Tips when forming a California LLC

  • One member is required to form an LLC in California.
  • California LLCs have an $800 minimum state tax due to the Franchise Tax Board.
  • At any time, as decided by the members an LLC can by terminated by filing a Certificate of Cancellation (Form LLC-4/7) or Certificate of Dissolution (Form LLC-3).

Always keep your company in good standing

In California your LLC only requires one person, who can hold all positions in the company, such as President, CFO, or Treasurer.  A main consideration is to avoid commingling your personal and corporate funds. To do this you should never pay obligations of your California LLC with your personal assets, and personal debts with your LLC assets. If you fail to maintain a very clear distinction your assets, the courts can pierce the corporate veil and find you liable for LLC debts.
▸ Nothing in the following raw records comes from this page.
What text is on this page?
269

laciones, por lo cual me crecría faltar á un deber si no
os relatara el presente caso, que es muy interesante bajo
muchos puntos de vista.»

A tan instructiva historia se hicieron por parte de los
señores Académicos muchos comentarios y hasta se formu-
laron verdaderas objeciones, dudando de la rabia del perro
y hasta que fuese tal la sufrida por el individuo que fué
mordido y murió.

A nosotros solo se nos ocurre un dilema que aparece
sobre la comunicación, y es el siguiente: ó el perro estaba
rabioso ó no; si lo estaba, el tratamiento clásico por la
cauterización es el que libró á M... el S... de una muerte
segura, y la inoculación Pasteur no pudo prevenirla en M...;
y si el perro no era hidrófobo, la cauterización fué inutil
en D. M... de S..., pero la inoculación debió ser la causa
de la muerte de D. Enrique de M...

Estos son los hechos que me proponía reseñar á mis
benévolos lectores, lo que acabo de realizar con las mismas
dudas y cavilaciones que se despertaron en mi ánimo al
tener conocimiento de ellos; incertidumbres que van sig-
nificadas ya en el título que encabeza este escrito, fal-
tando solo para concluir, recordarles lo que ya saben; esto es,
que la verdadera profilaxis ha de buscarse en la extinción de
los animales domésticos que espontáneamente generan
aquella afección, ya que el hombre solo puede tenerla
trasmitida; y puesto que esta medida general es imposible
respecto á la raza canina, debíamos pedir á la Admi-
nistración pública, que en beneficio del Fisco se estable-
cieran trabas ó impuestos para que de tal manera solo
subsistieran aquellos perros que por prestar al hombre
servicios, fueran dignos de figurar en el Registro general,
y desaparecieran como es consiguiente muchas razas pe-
A common method for separation is having a distinct federal tax id number and a distinct bank and checking account from your personal assets.  Be certain not to use your social security number when setting up a bank account, credit card, or on signing any contracts. If you use your SSN when transacting or entering in signed agreements, than you can be held personally liable for those specific debts or obligations.

Create an L.L.C. in CA

The California Secretary of State is the place to go when setting up either a corporation or limited liability company. Remember that an LLC is similar to a corporation in that the owners typically are protected from the obligations of the business.  If you form an LLC, you will be much better off than operating as a sole-proprietorship or partnership.  Even though you have an L.L.C. you may choose to classify it for tax purposes as a sole proprietorship (referred to as an entity to be disregarded as separate from its owner), partnership or a corporation. If the L.L.C. has only one owner, it will automatically be considered to be a sole proprietorship (referred to as an entity to be disregarded as separate from its owner), unless an election is made to be treated as a corporation.